I recently read an issue of the Smithsonian magazine, and there was an article about Jaron Lanier, a major player in the development of the online environment we currently enjoy. In the past few years he has had second thoughts about the way everything has played out.
Lanier wrote an article in 2006 called Digital Maoism: The Hazards of the New Online Collectivism. In the article he argues that the anonymity of many comments on the web could (and has in some cases) lead to a new sort of mob rule.

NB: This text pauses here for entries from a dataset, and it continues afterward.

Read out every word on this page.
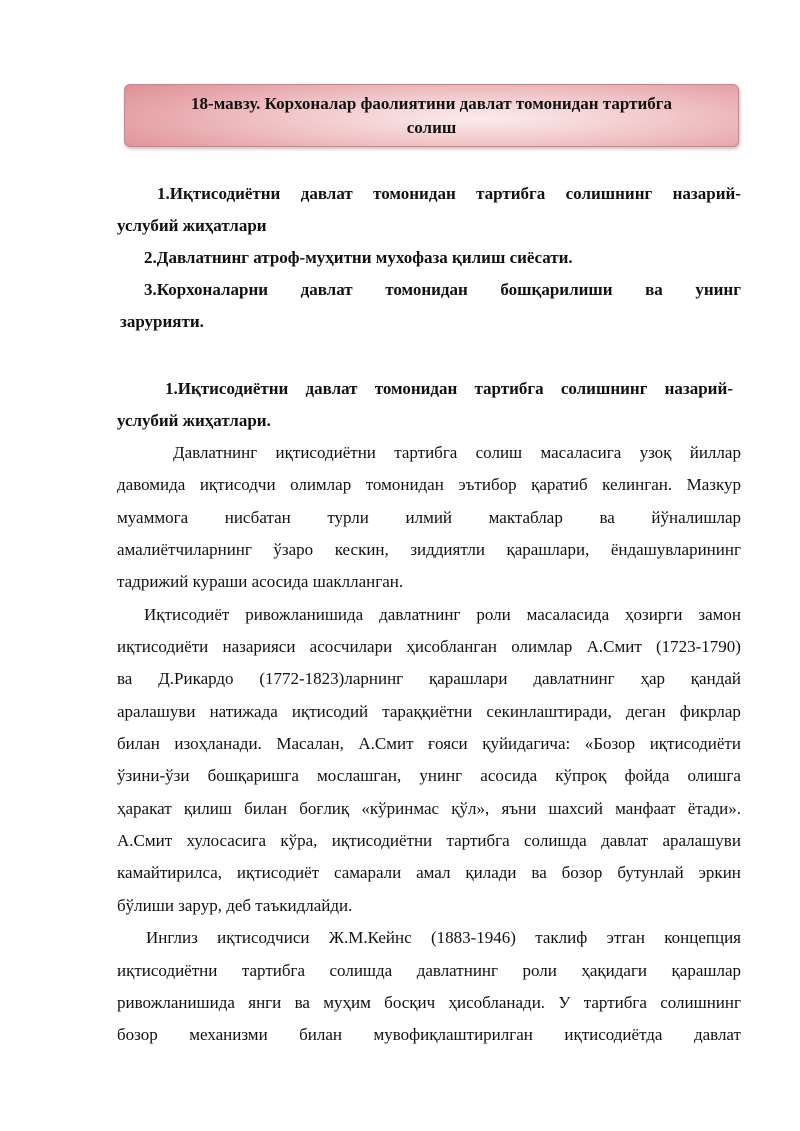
18-мавзу. Корхоналар фаолиятини давлат томонидан тартибга
солиш
1.Иқтисодиётни давлат томонидан тартибга солишнинг назарий-
услубий жиҳатлари
2.Давлатнинг атроф-муҳитни мухофаза қилиш сиёсати.
3.Корхоналарни давлат томонидан бошқарилиши ва унинг
зарурияти.
1.Иқтисодиётни давлат томонидан тартибга солишнинг назарий-
услубий жиҳатлари.
Давлатнинг иқтисодиётни тартибга солиш масаласига узоқ йиллар
давомида иқтисодчи олимлар томонидан эътибор қаратиб келинган. Мазкур
муаммога нисбатан турли илмий мактаблар ва йўналишлар
амалиётчиларнинг ўзаро кескин, зиддиятли қарашлари, ёндашувларининг
тадрижий кураши асосида шаклланган.
Иқтисодиёт ривожланишида давлатнинг роли масаласида ҳозирги замон
иқтисодиёти назарияси асосчилари ҳисобланган олимлар А.Смит (1723-1790)
ва Д.Рикардо (1772-1823)ларнинг қарашлари давлатнинг ҳар қандай
аралашуви натижада иқтисодий тараққиётни секинлаштиради, деган фикрлар
билан изоҳланади. Масалан, А.Смит ғояси қуйидагича: «Бозор иқтисодиёти
ўзини-ўзи бошқаришга мослашган, унинг асосида кўпроқ фойда олишга
ҳаракат қилиш билан боғлиқ «кўринмас қўл», яъни шахсий манфаат ётади».
А.Смит хулосасига кўра, иқтисодиётни тартибга солишда давлат аралашуви
камайтирилса, иқтисодиёт самарали амал қилади ва бозор бутунлай эркин
бўлиши зарур, деб таъкидлайди.
Инглиз иқтисодчиси Ж.М.Кейнс (1883-1946) таклиф этган концепция
иқтисодиётни тартибга солишда давлатнинг роли ҳақидаги қарашлар
ривожланишида янги ва муҳим босқич ҳисобланади. У тартибга солишнинг
бозор механизми билан мувофиқлаштирилган иқтисодиётда давлат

The Smithsonian Article describes an example:
“At last we come to politics, where I believe Lanier has been most farsighted—and which may be the deep source of his turning into a digital Le Carré figure. As far back as the turn of the century, he singled out one standout aspect of the new web culture—the acceptance, the welcoming of anonymous commenters on websites—as a danger to political discourse and the polity itself. At the time, this objection seemed a bit extreme. But he saw anonymity as a poison seed. The way it didn’t hide, but, in fact, brandished the ugliness of human nature beneath the anonymous screen-name masks. An enabling and foreshadowing of mob rule, not a growth of democracy, but an accretion of tribalism.
It’s taken a while for this prophecy to come true, a while for this mode of communication to replace and degrade political conversation, to drive out any ambiguity. Or departure from the binary. But it slowly is turning us into a nation of hate-filled trolls.”
At UCT we have always tried to foster a sense of community among our members, whether in face-to-face interactions or online.
What do you think? Is an ongoing civil online community possible? Will anonymous comments ultimately destroy any online community? Is the lack of civil debate regarding political issues primarily a result of web anonymity? What can be done to avoid the mob rule described by Lanier?